Üçüncü tip uzama benzer, ancak onun geliştirilmiş hali olarak nitelendirilebilecek bu uzam anlayışında görüntüler, gerçekçi etkiye sahip olmalarıyla öncekilerden farklılaşır. Üçüncü boyut yeniden kazanılmıştır, ancak bu defa sayısal ve elektronik bir biçimde. Daha önceden tariflediğimiz biçimiyle “görünürde gerçekmiş gibi” görüntülerin sinemada yaratılabilir olması, sanal olarak varolan uzamların sinemada kullanılabilmesine olanak sağlamıştır. Teknoloji gelişmiş ve bu yeni uzamda varolabilmek, hipergerçekliğe ait olunacak biçimde olanaklı olmuştur.

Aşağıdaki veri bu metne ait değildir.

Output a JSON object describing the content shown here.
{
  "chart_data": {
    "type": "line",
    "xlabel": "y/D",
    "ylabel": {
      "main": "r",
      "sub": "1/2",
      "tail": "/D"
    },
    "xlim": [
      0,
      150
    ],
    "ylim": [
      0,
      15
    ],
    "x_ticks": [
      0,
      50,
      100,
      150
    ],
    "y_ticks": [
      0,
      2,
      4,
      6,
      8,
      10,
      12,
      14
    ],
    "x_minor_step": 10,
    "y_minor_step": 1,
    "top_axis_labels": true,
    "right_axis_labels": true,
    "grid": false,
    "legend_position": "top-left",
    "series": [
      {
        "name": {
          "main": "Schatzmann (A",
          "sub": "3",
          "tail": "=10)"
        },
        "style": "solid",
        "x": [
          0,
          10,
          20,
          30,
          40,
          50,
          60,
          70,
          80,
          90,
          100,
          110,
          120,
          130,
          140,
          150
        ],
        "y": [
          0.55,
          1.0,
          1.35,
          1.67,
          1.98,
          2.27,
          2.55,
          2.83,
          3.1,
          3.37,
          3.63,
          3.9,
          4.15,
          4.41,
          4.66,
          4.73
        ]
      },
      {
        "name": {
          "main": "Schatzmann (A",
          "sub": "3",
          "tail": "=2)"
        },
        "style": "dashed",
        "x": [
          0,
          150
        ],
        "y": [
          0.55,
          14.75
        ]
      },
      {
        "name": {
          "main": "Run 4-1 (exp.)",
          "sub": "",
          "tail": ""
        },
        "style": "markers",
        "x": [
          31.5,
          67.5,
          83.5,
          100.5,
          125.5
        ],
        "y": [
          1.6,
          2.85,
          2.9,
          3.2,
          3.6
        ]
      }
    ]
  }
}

Sanal gerçeklik teması, The Lawnmower Man (Brett Leonard, 1991) (Bahçıvan) adlı filmde, gerek biçimsel, gerek içeriksel olarak başarılı bir biçimde ele alınır. Bir insanın bilgisayar ortamına sayısallaşarak geçmesinin konu edildiği Bahçıvan filminde, insanların sayısal ortamlarda hapsolmuş birer kişilik olarak tasvir edildiğini ileri sürebiliriz.

Jurassic Park filminde, gerçekte varolamayacak bir uzamın sinemada yaratılabilmiş olduğunu görürüz. Gerçek görüntülerle bilgisayar destekli görüntülerin birleştirilerek oluşturulduğu bu dinozor-hayvanat bahçesi, bilgisayar teknolojisinin yardımıyla her türlü uzamın yaratılabileceğini göstermektedir. Yapay canlılar, gerçek uzamda; gerçek canlılar, sanal uzamlarda varolabilmiştir.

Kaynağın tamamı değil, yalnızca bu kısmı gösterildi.